Hi!totally new, i did an undergrad in non-python related science, and I'm trying to move into incorporating python into my postgrad, so my questions right now are fairly basic.

I basically want to run muscle (a sequence alignment tool) on a large number of files.how do i start a python script that basically says "open each of these files in turn, then use this PBS script on each of them"?


What are you aiming to get out of this? What is your end result?

The basic framework would look something like this ...

# find selected files in working folder using module glob
# glob takes care of upper/lower case
# glob works with Windows and Unix

import os
import glob

# pick a directory/folder where your .dat data files are
folder = "C:/temp"
# change to that folder

# process all the .dat data files in that folder
for fname in glob.glob('*.dat'):
    fh = open(fname, "r")
    # creates a list of data line items as strings
    data_list = fh.readlines()
    # now process the data_list
    for count, item in enumerate(data_list):
        # do something with each data line item
        # and save the result
        # optionally show progress
        print( "file % s line %d processed" % (fname, count+1) )

It assumes that the data file may contain one piece of processable data per line.

In the future give your thread a more meaningful title, more people will help. This sounds more like a last minute homework problem.

thank you so much, defo give that a try.Also thanks for tip about it sounding like a homework problem!i wish i HAD done it in school, i wouldn't be having so many problems now that way!!


What are you aiming to get out of this? What is your end result?

i have a over 400,000 DNA sequences in one file.I've divided this one file into 2,000 files,based on different parameters, like their homology to each other.

so now i want to run a program called muscle on all 2,000 files (as in open file 1, run muscle, close file 1,open file 2...etc) which are in one directory.

for the cluster im on(stokes), the system is through PBS scripts.

So my aim is to somehow combine python and pbs scipts and say:
python: open each of these files in sequence and then...
pbs:run muscle on each.

so ultimately, ill have another 2000 files, each of which has been processed using muscle.

if that makes sense??!

Some info are missing in your posts:

1) What is the command that you want to run for each file ? I read a few google results about pbs scripts, and may be you want to run commands like qsub script on the command line. So the question is how would you run muscle by hand if you had only one file to process. Also if the job must be completed for 1 file before you start the next file, how do you know that the job is finished ?

2) What are your file names ? are they all in the same directory ?

ok so my files are all in the same directory.

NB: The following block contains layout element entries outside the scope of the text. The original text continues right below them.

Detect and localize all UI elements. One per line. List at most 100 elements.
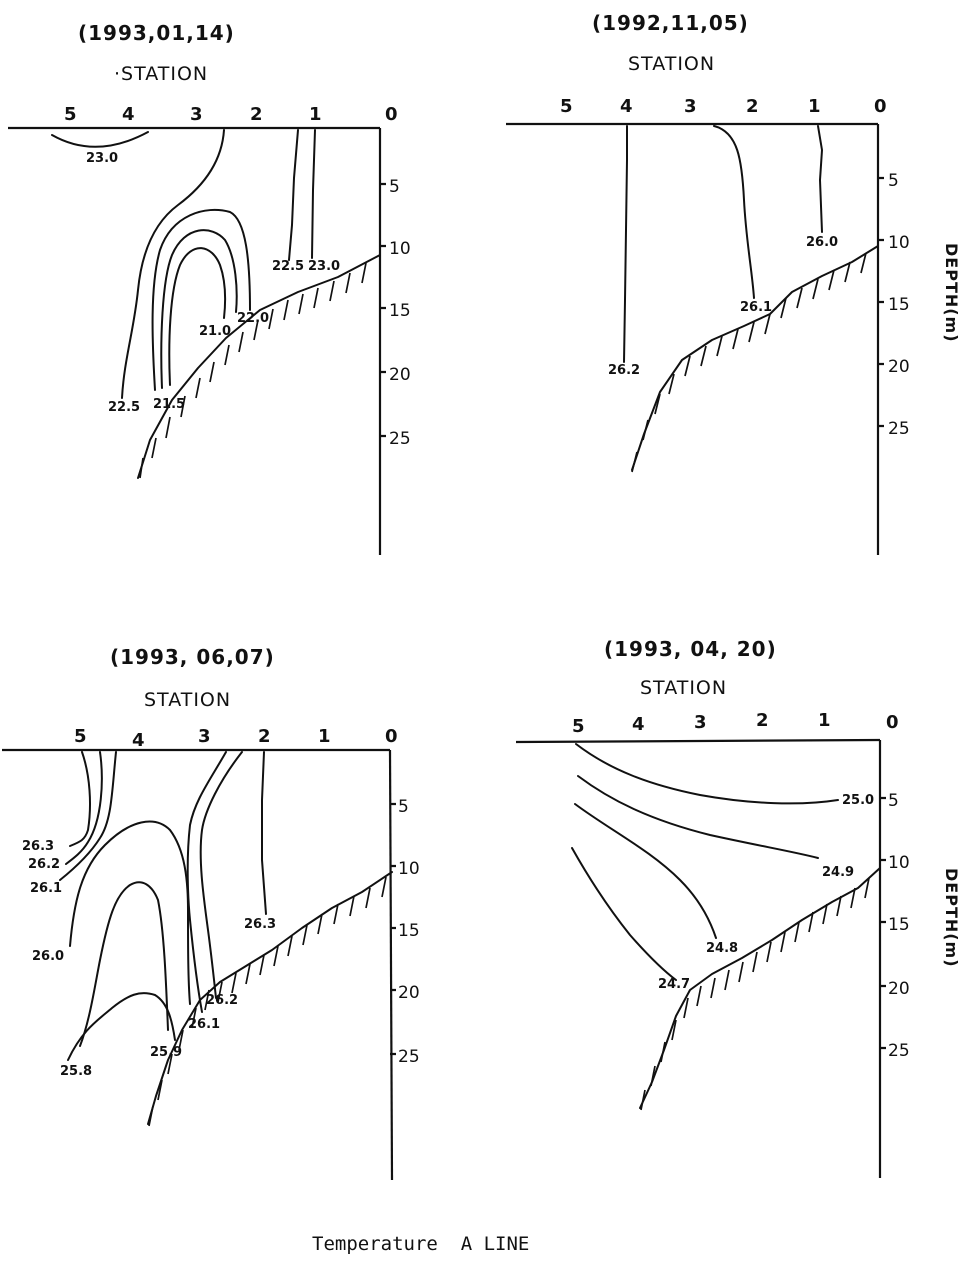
panel-date: (1992,11,05) <box>592 11 749 35</box>
station-tick-2: 2 <box>258 726 271 747</box>
depth-tick-labels: 5 10 15 20 25 <box>888 171 910 439</box>
station-tick-3: 3 <box>694 712 707 733</box>
isotherm-label: 26.1 <box>30 881 62 896</box>
isotherm-line-24-9 <box>578 776 818 858</box>
station-label: STATION <box>144 689 231 711</box>
station-tick-4: 4 <box>132 730 145 751</box>
isotherm-labels: 26.0 26.1 26.2 <box>608 235 838 378</box>
isotherm-label: 25.0 <box>842 793 874 808</box>
isotherm-lines <box>572 744 838 980</box>
station-tick-5: 5 <box>64 104 77 125</box>
station-tick-5: 5 <box>74 726 87 747</box>
station-tick-0: 0 <box>874 96 887 117</box>
panel-1992-11-05: (1992,11,05) STATION 5 4 3 2 1 0 5 10 15… <box>506 11 961 555</box>
depth-tick-5: 5 <box>888 171 899 191</box>
isotherm-label: 24.8 <box>706 941 738 956</box>
isotherm-label: 25.8 <box>60 1064 92 1079</box>
panel-date: (1993,01,14) <box>78 21 235 45</box>
depth-tick-labels: 5 10 15 20 25 <box>398 797 420 1067</box>
isotherm-line-26-1 <box>714 126 754 298</box>
isotherm-label: 23.0 <box>308 259 340 274</box>
isotherm-line-25-0 <box>576 744 838 803</box>
isotherm-label: 22.0 <box>237 311 269 326</box>
depth-tick-15: 15 <box>398 921 420 941</box>
station-tick-4: 4 <box>620 96 633 117</box>
seabed-hatching <box>641 878 869 1110</box>
isotherm-line-22-5-right <box>289 130 298 260</box>
isotherm-label: 26.3 <box>22 839 54 854</box>
depth-tick-25: 25 <box>389 429 411 449</box>
isotherm-line-23-0-right <box>312 130 315 258</box>
depth-tick-10: 10 <box>888 853 910 873</box>
isotherm-line-26-0 <box>70 822 190 1004</box>
depth-tick-20: 20 <box>398 983 420 1003</box>
depth-axis-label: DEPTH(m) <box>942 243 961 343</box>
depth-tick-25: 25 <box>888 419 910 439</box>
panel-1993-04-20: (1993, 04, 20) STATION 5 4 3 2 1 0 5 10 … <box>516 637 961 1178</box>
depth-tick-25: 25 <box>398 1047 420 1067</box>
depth-tick-5: 5 <box>888 791 899 811</box>
station-tick-5: 5 <box>572 716 585 737</box>
station-tick-5: 5 <box>560 96 573 117</box>
isotherm-label: 22.5 <box>272 259 304 274</box>
station-tick-labels: 5 4 3 2 1 0 <box>560 96 887 117</box>
station-tick-3: 3 <box>190 104 203 125</box>
seabed-profile <box>148 872 392 1124</box>
isotherm-label: 26.1 <box>188 1017 220 1032</box>
station-tick-labels: 5 4 3 2 1 0 <box>64 104 398 125</box>
depth-tick-20: 20 <box>888 357 910 377</box>
seabed-hatching <box>632 253 866 472</box>
depth-tick-10: 10 <box>389 239 411 259</box>
isotherm-line-26-2 <box>624 126 627 362</box>
station-tick-3: 3 <box>198 726 211 747</box>
surface-axis <box>516 740 880 742</box>
depth-tick-labels: 5 10 15 20 25 <box>888 791 910 1061</box>
depth-tick-labels: 5 10 15 20 25 <box>389 177 411 449</box>
station-tick-4: 4 <box>632 714 645 735</box>
isotherm-label: 22.5 <box>108 400 140 415</box>
figure-caption: Temperature A LINE <box>312 1233 529 1255</box>
isotherm-line-24-8 <box>575 804 716 938</box>
depth-tick-10: 10 <box>398 859 420 879</box>
isotherm-label: 26.3 <box>244 917 276 932</box>
station-tick-1: 1 <box>808 96 821 117</box>
depth-tick-20: 20 <box>389 365 411 385</box>
isotherm-line-26-2-left <box>66 752 102 864</box>
seabed-hatching <box>149 877 386 1126</box>
isotherm-line-26-1-right <box>188 752 226 1012</box>
isotherm-line-22-0 <box>153 210 250 390</box>
panel-1993-06-07: (1993, 06,07) STATION 5 4 3 2 1 0 5 10 1… <box>2 645 420 1180</box>
depth-tick-15: 15 <box>888 295 910 315</box>
isotherm-line-26-3-left <box>70 752 90 846</box>
station-tick-2: 2 <box>746 96 759 117</box>
seabed-hatching <box>140 263 366 478</box>
isotherm-label: 21.5 <box>153 397 185 412</box>
station-tick-0: 0 <box>886 712 899 733</box>
isotherm-line-25-9 <box>80 882 168 1046</box>
panel-date: (1993, 06,07) <box>110 645 275 669</box>
station-label: ·STATION <box>114 63 208 85</box>
isotherm-lines <box>624 126 822 362</box>
isotherm-label: 23.0 <box>86 151 118 166</box>
station-tick-3: 3 <box>684 96 697 117</box>
isotherm-label: 26.0 <box>806 235 838 250</box>
isotherm-line-26-0 <box>818 126 822 232</box>
station-tick-2: 2 <box>756 710 769 731</box>
depth-axis <box>390 750 392 1180</box>
panel-1993-01-14: (1993,01,14) ·STATION 5 4 3 2 1 0 5 10 1… <box>8 21 411 555</box>
seabed-profile <box>632 246 878 470</box>
station-tick-0: 0 <box>385 104 398 125</box>
isotherm-label: 26.2 <box>28 857 60 872</box>
depth-tick-5: 5 <box>398 797 409 817</box>
isotherm-label: 26.0 <box>32 949 64 964</box>
isotherm-label: 21.0 <box>199 324 231 339</box>
isotherm-line-26-2-right <box>201 752 242 998</box>
station-tick-1: 1 <box>818 710 831 731</box>
isotherm-line-26-3-right <box>262 752 266 914</box>
isotherm-label: 26.2 <box>608 363 640 378</box>
depth-tick-20: 20 <box>888 979 910 999</box>
station-tick-labels: 5 4 3 2 1 0 <box>572 710 899 737</box>
isotherm-label: 25.9 <box>150 1045 182 1060</box>
isotherm-line-21-0 <box>169 248 225 385</box>
depth-tick-15: 15 <box>389 301 411 321</box>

they are labelled fam1.mcl.fas up to fam2221.mcl.fas

im aware of the qsub command, but my problem is a pbs script (which would be qsubbed) only works on one file at a time(as in a typical pbs script would be do muscle on file 1), unless the command in the pbs script is a python or similar script.

so i was hoping to write a python script to say:

open the directory with the collection of files
open a file
run muscle, the command being similar to "blastall -p blastp -i query -d db"

write an output file
close file
move on to next file
open file...run muscle...

basically i would then write a pbs script for the python script and qsub the pbs script.

i suppose my only way of knowing the thing is finished is if i have an equal number of output input files.

Perhaps you could follow this kind of design (if I understand correctly the meanings of the arguments to blastall)

#!/usr/bin/env python
# myscript.py
import subprocess as sp
from os path import join as pjoin

def name_pairs():
    "yield a sequence of pairs (input file name, output file name)"
    for i in xrange(1, 2222):
        yield ("fam%d.mcl.fas" % i, "output%d" %i)

def path_pairs(input_dir, output_dir):
    "yield a sequence of pairs (input path, output path)"
    for iname, oname in name_pairs:
        yield pjoin(input_dir, iname), pjoin(output_dir, oname)

def commands(input_dir, output_dir, db_path):
    "yield the commands to run"
    for ipath, opath in path_pairs:
        yield "blastall -p blastp -i %s -d %s -o %s" % (ipath, db_path, opath)

def run_commands(input_dir, output_dir, db_path):
    for cmd in commands(input_dir, output_dir, db_path):
        process = sp.Popen(cmd, shell=True)

def main():
    input_dir, output_dir, db_path = sys.argv[-3:]
    run_commands(input_dir, output_dir, db_path)

if __name__ == "__main__":

You could run this script in a shell as myscript.py input_dir output_dir db_path Also you should create a fresh directory as output_dir.